A sick, twisted feeling pulled behind Tova’s ribs and she pressed her slick palms to her knees, trying to steady herself.

“You can never go back,” he said. “If you do, they will kill you.”

The tears welled in her eyes and though she swallowed down the cry in her throat, she didn’t try to keep them from falling. Jorrund set the small rune stone back onto the table and slid it toward her. She stared at it.

Mannaz.

Friends. Enemies.

Her eyes flickered up to Jorrund, and she blinked, wondering which he was.

Village of Fela, old Riki Territory

Halvard stared into the pail of water at his feet, where his wavering reflection looked back at him. His eyes were red and swollen, his hair a tangled knot at the nape of his neck. He wiped the tears from his face with both hands before he opened the door, where his mother waited inside.
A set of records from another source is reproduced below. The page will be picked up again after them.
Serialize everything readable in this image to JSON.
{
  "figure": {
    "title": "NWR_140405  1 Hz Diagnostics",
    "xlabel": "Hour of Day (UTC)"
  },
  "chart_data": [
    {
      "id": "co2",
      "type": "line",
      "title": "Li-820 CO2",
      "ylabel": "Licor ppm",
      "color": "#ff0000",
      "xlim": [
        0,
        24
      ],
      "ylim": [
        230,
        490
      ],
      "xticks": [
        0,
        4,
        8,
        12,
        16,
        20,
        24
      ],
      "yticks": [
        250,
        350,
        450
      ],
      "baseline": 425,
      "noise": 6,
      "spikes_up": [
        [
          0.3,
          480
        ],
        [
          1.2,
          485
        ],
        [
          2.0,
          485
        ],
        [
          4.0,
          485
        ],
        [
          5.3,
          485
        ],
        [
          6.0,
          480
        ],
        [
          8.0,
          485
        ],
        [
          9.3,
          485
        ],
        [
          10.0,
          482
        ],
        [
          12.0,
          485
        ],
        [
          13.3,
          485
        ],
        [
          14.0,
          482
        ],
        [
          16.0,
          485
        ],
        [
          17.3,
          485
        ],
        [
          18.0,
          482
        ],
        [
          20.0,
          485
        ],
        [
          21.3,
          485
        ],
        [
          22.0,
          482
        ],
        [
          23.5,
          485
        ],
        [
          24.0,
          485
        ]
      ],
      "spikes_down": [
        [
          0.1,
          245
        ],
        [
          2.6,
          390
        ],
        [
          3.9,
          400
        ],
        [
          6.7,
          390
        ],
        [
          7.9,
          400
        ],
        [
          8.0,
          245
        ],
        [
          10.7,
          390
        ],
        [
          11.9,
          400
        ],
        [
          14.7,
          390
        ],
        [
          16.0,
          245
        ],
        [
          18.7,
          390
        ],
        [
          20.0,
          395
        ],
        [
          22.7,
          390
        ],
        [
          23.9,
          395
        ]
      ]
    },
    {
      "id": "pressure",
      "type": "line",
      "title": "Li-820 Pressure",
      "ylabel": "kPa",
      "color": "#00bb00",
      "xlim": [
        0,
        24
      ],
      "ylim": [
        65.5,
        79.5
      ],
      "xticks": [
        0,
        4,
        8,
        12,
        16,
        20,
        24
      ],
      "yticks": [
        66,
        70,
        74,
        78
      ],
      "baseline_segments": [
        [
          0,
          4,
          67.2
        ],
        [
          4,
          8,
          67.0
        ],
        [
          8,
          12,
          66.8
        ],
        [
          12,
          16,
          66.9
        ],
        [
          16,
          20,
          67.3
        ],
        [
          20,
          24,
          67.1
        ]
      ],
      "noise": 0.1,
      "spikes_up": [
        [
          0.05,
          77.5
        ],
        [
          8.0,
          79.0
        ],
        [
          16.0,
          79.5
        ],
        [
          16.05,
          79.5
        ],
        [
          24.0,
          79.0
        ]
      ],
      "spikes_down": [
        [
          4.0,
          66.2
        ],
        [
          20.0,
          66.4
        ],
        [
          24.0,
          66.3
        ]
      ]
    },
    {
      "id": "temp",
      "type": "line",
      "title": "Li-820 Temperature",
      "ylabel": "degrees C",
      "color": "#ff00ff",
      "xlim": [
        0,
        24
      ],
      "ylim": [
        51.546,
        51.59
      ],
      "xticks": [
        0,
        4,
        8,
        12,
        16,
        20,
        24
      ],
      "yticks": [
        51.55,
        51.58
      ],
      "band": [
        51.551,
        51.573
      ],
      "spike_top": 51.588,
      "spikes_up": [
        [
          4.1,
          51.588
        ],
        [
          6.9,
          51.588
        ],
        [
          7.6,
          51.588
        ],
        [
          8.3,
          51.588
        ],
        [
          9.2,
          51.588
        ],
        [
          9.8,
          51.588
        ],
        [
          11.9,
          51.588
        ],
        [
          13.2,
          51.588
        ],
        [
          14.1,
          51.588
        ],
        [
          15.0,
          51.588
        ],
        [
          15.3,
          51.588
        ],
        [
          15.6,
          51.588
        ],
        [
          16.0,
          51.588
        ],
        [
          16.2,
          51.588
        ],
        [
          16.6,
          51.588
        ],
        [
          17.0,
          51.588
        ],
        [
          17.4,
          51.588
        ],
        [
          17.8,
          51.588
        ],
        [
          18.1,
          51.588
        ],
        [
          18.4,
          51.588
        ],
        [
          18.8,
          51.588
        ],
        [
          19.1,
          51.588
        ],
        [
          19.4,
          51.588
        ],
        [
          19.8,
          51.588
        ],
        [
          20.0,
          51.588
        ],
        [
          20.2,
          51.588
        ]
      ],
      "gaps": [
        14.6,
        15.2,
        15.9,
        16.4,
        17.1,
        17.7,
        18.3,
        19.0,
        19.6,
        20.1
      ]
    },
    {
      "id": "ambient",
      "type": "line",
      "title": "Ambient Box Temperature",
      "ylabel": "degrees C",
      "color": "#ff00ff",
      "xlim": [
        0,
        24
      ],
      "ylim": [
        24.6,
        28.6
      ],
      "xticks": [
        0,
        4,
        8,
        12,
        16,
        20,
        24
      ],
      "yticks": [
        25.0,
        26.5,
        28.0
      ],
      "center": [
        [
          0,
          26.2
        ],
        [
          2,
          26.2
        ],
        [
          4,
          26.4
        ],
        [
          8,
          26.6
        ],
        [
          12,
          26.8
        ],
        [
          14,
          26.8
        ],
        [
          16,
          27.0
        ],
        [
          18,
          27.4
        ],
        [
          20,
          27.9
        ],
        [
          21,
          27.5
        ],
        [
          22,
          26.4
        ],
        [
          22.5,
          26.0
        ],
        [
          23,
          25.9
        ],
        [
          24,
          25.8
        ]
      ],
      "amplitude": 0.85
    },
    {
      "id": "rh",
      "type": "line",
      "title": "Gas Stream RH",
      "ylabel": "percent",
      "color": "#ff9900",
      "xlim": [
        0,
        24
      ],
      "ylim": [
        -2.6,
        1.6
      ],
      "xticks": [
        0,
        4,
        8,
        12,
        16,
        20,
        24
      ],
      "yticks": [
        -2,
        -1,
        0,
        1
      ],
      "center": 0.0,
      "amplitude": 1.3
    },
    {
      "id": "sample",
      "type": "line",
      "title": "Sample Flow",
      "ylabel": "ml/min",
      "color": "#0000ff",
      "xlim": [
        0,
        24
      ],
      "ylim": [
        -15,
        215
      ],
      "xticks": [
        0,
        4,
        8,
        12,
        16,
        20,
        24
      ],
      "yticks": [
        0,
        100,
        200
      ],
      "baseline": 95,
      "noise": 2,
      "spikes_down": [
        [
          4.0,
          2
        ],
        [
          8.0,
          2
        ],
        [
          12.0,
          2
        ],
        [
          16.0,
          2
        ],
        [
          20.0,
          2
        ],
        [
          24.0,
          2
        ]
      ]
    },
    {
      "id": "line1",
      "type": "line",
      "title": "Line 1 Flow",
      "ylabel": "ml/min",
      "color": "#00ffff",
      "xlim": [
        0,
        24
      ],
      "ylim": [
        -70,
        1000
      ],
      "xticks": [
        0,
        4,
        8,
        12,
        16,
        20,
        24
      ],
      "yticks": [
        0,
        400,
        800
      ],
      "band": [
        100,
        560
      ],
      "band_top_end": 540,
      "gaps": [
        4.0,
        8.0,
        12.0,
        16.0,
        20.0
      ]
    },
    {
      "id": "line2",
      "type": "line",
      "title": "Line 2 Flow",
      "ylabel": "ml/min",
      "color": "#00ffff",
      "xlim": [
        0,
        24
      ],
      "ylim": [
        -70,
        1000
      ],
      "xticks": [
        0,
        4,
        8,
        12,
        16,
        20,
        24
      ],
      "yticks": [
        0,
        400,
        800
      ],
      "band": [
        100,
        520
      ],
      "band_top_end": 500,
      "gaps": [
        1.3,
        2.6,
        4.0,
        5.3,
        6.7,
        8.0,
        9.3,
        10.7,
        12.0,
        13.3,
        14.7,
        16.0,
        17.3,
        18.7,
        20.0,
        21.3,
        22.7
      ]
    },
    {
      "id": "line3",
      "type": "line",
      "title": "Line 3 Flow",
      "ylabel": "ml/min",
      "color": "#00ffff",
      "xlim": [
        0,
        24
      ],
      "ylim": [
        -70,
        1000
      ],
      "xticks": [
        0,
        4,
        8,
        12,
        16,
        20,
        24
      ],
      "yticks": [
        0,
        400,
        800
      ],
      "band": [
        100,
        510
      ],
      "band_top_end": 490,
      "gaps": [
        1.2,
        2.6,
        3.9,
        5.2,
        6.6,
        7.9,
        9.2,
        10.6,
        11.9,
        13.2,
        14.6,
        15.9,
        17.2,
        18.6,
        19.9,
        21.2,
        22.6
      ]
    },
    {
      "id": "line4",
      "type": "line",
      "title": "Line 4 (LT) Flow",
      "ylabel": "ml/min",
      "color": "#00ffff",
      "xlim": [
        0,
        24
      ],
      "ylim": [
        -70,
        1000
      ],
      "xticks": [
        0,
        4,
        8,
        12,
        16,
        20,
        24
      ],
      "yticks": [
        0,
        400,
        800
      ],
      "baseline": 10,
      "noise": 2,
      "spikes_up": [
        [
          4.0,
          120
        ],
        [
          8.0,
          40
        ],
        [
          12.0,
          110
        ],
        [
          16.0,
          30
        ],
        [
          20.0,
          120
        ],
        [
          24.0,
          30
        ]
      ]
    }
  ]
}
She looked up from where she sat beside his father’s body, giving him a small smile. He’d woken in the loft to the sound of both his brothers crying, and as soon as he’d opened his eyes he’d known his father was dead. When the sun had set the night before, he’d wondered if he would go to sleep and never see him again and he was right. Having a mother who was a healer had taught him to recognize the look of death.

“Come.” Inge held her hands out for the pail and he took his place at his father’s side as she lifted the hot kettle from where it sat on the coals in the fire pit.